Von Cathrin Kahlweit, Wien

In den von Russland besetzten Gebieten der Ukraine endete am Dienstag die Abstimmungsfrist für die Scheinreferenden, die der russische Präsident Wladimir Putin vor gerade mal einer Woche angekündigt hatte. Die Bevölkerung in jenen Teilen der Regionen Luhansk, Donezk, Cherson und Saporischschja, die unter Kontrolle der russischen Armee stehen, war nach Augenzeugen- und Medienberichten teils unter Anwendung von Gewalt gezwungen gewesen, für den Beitritt zur Russischen Föderation zu stimmen. Die Scheinreferenden, die jeglicher völkerrechtlicher Legitimation entbehren, werden weder von der Ukraine noch von der internationalen Gemeinschaft anerkannt. Laut ersten Teilergebnissen, die von der russischen Agentur RIA veröffentlicht wurden, haben 96 Prozent mit Ja gestimmt.

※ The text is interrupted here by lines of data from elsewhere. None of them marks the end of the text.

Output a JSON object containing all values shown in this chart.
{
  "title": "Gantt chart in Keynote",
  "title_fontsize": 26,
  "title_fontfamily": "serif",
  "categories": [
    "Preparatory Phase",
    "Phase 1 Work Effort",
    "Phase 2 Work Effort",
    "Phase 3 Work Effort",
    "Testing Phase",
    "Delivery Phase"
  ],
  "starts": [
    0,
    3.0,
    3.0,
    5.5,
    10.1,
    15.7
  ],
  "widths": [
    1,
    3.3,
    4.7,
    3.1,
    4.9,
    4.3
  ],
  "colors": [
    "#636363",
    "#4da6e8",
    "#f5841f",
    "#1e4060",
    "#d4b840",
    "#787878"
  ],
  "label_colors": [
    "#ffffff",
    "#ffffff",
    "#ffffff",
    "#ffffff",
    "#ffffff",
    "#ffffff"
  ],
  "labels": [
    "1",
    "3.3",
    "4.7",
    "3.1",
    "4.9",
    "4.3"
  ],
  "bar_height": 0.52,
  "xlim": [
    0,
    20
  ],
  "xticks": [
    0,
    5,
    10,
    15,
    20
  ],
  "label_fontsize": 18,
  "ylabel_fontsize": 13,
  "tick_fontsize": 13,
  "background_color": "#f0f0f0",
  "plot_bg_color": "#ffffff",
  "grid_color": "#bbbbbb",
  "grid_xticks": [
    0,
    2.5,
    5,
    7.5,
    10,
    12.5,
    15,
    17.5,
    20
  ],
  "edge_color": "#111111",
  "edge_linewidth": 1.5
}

Für Freitag soll eine Rede Putins vor beiden Kammern des russischen Parlaments angesetzt sein, der Kreml hat das allerdings noch nicht bestätigt. Westliche Geheimdienste wie auch die ukrainische Führung gehen in jedem Fall davon aus, dass der Präsident baldmöglichst Fakten schaffen und dem Föderationsrat die Anerkennung der Pseudoreferenden vorschlagen werde. Dann dürfte der Anschluss der besetzten Gebiete an Russland förmlich verkündet werden. Laut der russischen Zeitung Wedomosti soll ein neuer "Krim-Bezirk" künftig die Gebiete Cherson, Saporischschja, Donezk, Luhansk und die Halbinsel Krim umfassen.

Der ukrainische Präsident Wolodimir Selenskij adressierte in einer Video-Ansprache vor dem UN-Sicherheitsrat die Referenden - und Wladimir Putin. "Annexion ist die Art von Handlung, die ihn allein gegen die gesamte Menschheit stellt", sagte Selenskij. "Ein klares Signal wird jetzt von jedem Land der Welt benötigt." Solch illegale Annektierungen seien Verbrechen gegen alle Staaten.

Schon die Fragestellung auf den Stimmzetteln hatte keine Alternativen zugelassen: "Sind Sie für den Beitritt der DNR zur Russischen Föderation mit dem Status eines Föderationssubjekts?", hatte sie etwa in der sogenannten Volksrepublik Donezk geheißen. Vertreter der Besatzungsbehörden, begleitet von schwer bewaffneten Soldaten, waren von Haus zu Haus gegangen und hatten Anwohner zur Stimmabgabe gedrängt; diese fand in der Regel in aller Öffentlichkeit statt. Viele Bewohner hatten sich in den vergangenen Tagen versteckt oder ihre Türen verrammelt, um nicht zur Teilnahme an den Scheinreferenden gezwungen zu werden.

In der gleich zu Kriegsbeginn von der russischen Armee besetzten und gänzlich zerstörten Stadt Mariupol würden hungernde und durstende Bewohner mit einer Flasche Wasser belohnt, wenn sie mit Ja stimmten, berichtet die Zeitung Kyiv Independent. Aus der Region Cherson kommen Berichte, dass Wähler, die für die Angliederung an Russland votierten, Geld im Wert von mehr als 500 Euro dafür bekämen. Aus Luhansk meldet der Gouverneur Serhij Hajdaj, die Besatzer schrieben jeden namentlich auf, der mit Nein stimme. Gleichwohl gibt es vereinzelt Zeichen des zivilen Widerstands.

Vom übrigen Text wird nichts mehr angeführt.